In today's environment, the tables have turned. Now, increasingly, new financial advisors arrive having already completed their financial planning education and passed the CFP exam. And not surprisingly, they're looking for jobs where they can implement that financial planning knowledge with clients. Only to be told that they, too, must still spend time "paying their dues" in a back-office job before they get the opportunity to work directly with clients.

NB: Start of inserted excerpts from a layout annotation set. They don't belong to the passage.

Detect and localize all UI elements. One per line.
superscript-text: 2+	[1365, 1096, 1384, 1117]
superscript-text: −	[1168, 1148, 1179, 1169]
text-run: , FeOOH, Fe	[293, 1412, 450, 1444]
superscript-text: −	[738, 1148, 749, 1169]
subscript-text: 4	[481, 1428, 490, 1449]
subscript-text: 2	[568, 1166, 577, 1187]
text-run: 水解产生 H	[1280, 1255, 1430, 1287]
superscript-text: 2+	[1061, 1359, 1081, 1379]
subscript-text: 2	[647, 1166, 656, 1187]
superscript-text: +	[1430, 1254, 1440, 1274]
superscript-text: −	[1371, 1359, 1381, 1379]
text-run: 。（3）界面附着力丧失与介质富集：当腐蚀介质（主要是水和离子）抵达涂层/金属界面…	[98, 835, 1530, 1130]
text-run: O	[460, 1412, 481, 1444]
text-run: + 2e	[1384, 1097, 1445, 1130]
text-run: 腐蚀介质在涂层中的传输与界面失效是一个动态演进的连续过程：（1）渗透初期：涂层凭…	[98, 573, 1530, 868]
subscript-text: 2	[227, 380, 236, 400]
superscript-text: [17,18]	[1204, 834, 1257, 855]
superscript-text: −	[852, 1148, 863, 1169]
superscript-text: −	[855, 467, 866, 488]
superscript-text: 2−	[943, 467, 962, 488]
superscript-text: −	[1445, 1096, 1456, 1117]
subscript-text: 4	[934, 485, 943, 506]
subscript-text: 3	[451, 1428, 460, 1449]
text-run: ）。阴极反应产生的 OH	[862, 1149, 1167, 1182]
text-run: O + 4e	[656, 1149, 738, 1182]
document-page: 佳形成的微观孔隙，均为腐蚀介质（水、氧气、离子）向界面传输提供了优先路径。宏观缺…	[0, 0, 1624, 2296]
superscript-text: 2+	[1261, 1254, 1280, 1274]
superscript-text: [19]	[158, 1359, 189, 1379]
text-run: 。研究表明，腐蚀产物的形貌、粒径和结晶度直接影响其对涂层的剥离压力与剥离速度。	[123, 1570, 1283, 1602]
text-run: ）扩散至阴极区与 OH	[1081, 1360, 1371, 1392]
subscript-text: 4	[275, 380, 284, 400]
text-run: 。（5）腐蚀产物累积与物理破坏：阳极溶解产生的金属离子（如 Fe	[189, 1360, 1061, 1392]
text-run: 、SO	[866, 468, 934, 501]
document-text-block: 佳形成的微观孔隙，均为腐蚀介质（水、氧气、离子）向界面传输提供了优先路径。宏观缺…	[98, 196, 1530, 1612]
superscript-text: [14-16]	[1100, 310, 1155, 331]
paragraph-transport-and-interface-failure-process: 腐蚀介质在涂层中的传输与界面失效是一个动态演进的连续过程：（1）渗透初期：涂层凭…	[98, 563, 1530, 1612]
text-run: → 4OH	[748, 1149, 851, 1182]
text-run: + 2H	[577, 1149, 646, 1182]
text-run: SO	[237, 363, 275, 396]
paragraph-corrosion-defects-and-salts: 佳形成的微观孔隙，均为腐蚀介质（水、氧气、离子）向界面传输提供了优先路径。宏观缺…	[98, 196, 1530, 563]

In this week’s #OfficeHours with @MichaelKitces, my Tuesday 1PM EST broadcast via Periscope, we dig into the whole concept of "paying your dues", and why it actually is still relevant for financial planners today, even for those who studying financial planning before seeking out their first job.
Because the reality is that doing financial planning well is more than just having the technical financial planning knowledge. It's also about having the skills to communicate with and interact clients - to show empathy - and find and bring on new clients as well. And if you don't understand the inner operations of how the advisory firm works in the first place, you will also struggle to be successful as an advisor, as the reality is that a successful advisory career still means successfully working within, or creating, a business that serves clients, not just sitting across from the clients in meetings.
And in this context, "paying your dues" is no longer just about doing busy work for the sake of busy work, but actually learning what it takes to be a successful financial advisor, and practicing those skills (which takes time, even for the best of us). Just as Michael Phelps trained 6 hours a day for 6 days a week throughout his career - not to pay his dues but because that's what training is - so too should new financial advisors be prepared to put in the time. Not because they're paying dues, but because that's how you really practice and develop and ultimately master your skills as a professional!
Accordingly, new financial advisors should embrace the opportunity for any kind of real job in an advisory firm, even if it's not client-facing. Because anything, from helping with trading to doing operations paperwork, is relevant knowledge when you're getting started and have so much to learn and experience.
Of course, once a skill is mastered, it's time to find a new opportunity - which means moving up in the current firm, or finding a new job at a new firm if necessary. Failing to do so can turn a learning experience into a dead-end career track. But ultimately, that still doesn't mean it's bad to "pay your dues" - it's simply an acknowledge that once you've taken a few years to learn the tasks, do what it takes to move forward and continue to advance your career to the next stage!